Calanca Luzia Nigg, Fehr Thomas, Jochum Wolfram, Fischer-Vetter Julia, Müllhaupt Beat, Wüthrich Rudolf P, Ambühl Patrice M
Department of Nephrology, University Hospital, Rämistrasse 100, CH 8091 Zürich, Switzerland.
J Clin Virol. 2007 May;39(1):54-8. doi: 10.1016/j.jcv.2007.02.006. Epub 2007 Apr 3.
Standard treatment of chronic hepatitis C virus (HCV) infection based on interferon is not an option in renal transplant recipients due to the high risk of acute allograft rejection.
To assess efficacy and tolerability of combined treatment with ribavirin and amantadine regarding viral clearance, normalization of liver enzymes, and improvement of HCV-related hepatopathy and graft nephropathy in HCV-RNA-positive renal transplant patients.

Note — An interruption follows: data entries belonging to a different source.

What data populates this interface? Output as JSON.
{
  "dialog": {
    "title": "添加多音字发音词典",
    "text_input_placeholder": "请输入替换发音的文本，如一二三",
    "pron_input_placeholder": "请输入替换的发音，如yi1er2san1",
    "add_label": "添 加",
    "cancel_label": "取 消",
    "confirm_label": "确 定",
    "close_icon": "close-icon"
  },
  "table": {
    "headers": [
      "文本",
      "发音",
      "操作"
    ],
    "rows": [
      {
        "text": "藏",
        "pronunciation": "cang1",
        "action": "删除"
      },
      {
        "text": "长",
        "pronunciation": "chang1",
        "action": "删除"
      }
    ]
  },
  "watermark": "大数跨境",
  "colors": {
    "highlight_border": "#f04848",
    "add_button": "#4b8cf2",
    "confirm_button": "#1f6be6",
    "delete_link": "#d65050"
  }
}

Prospective randomized controlled study comparing ribavirin, 1000 mg daily (n=7), versus ribavirin, 1000 mg, in combination with amantadine, 200 mg daily (n=8), for 12 months, versus no therapy (controls, n=26). Results were evaluated by intention-to-treat analysis.
No relevant differences among treatment groups were found regarding liver enzymes, HCV viremia, liver histology and renal parameters. However, antiviral treatment was limited by anemia, resulting in premature withdrawal from therapy and requiring substitution with recombinant erythropoietin in most patients. The best predictor for tolerability of active treatment was a creatinine clearance rate>50 ml/min.

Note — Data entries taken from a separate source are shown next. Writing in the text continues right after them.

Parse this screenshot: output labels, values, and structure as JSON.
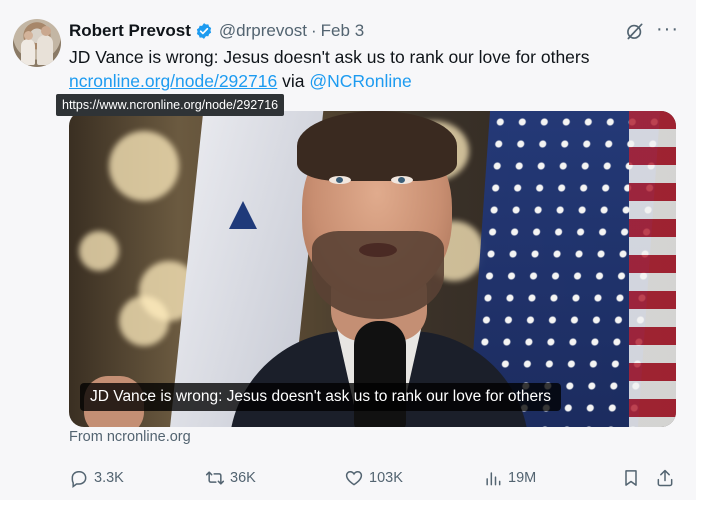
{
  "tweet": {
    "author_name": "Robert Prevost",
    "handle": "@drprevost",
    "separator": "·",
    "date": "Feb 3",
    "text_main": "JD Vance is wrong: Jesus doesn't ask us to rank our love for others",
    "link_text": "ncronline.org/node/292716",
    "via_text": " via ",
    "mention": "@NCRonline",
    "tooltip_url": "https://www.ncronline.org/node/292716",
    "more_icon": "···"
  },
  "media": {
    "caption": "JD Vance is wrong: Jesus doesn't ask us to rank our love for others",
    "source": "From ncronline.org"
  },
  "actions": {
    "replies": "3.3K",
    "reposts": "36K",
    "likes": "103K",
    "views": "19M"
  },
  "icons": {
    "verified": "verified-badge-icon",
    "grok": "grok-icon",
    "more": "more-icon",
    "reply": "reply-icon",
    "repost": "repost-icon",
    "like": "heart-icon",
    "views": "analytics-icon",
    "bookmark": "bookmark-icon",
    "share": "share-icon"
  },
  "colors": {
    "accent": "#1d9bf0",
    "muted": "#536471",
    "text": "#0f1419"
  }
}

Addition of amantadine to ribavirin seems not to be superior to ribavirin monotherapy in renal transplant patients with chronic replicating HCV infection. However, this may be explained in part by the poor tolerability of both ribavirin and amantadine in patients with impaired renal function, resulting in drop-outs and subtherapeutic drug dosage.
由于急性移植肾排斥反应风险高,基于干扰素的慢性丙型肝炎病毒(HCV)感染标准治疗方案不适用于肾移植受者。
评估利巴韦林与金刚烷胺联合治疗对HCV-RNA阳性肾移植患者病毒清除、肝酶正常化以及HCV相关肝病和移植肾病改善情况的疗效和耐受性。
前瞻性随机对照研究,比较每日1000mg利巴韦林(n=7)、每日1000mg利巴韦林联合每日200mg金刚烷胺(n=8)治疗12个月与不治疗(对照组,n=26)的效果。结果采用意向性分析进行评估。
治疗组在肝酶、HCV病毒血症、肝脏组织学和肾脏参数方面未发现显著差异。然而,抗病毒治疗受贫血限制,导致大多数患者提前退出治疗并需要用重组促红细胞生成素替代。积极治疗耐受性的最佳预测指标是肌酐清除率>50ml/min。
对于慢性HCV复制的肾移植患者,利巴韦林联合金刚烷胺似乎并不优于利巴韦林单药治疗。然而,这可能部分归因于利巴韦林和金刚烷胺在肾功能受损患者中耐受性差,导致患者退出和药物剂量未达治疗水平。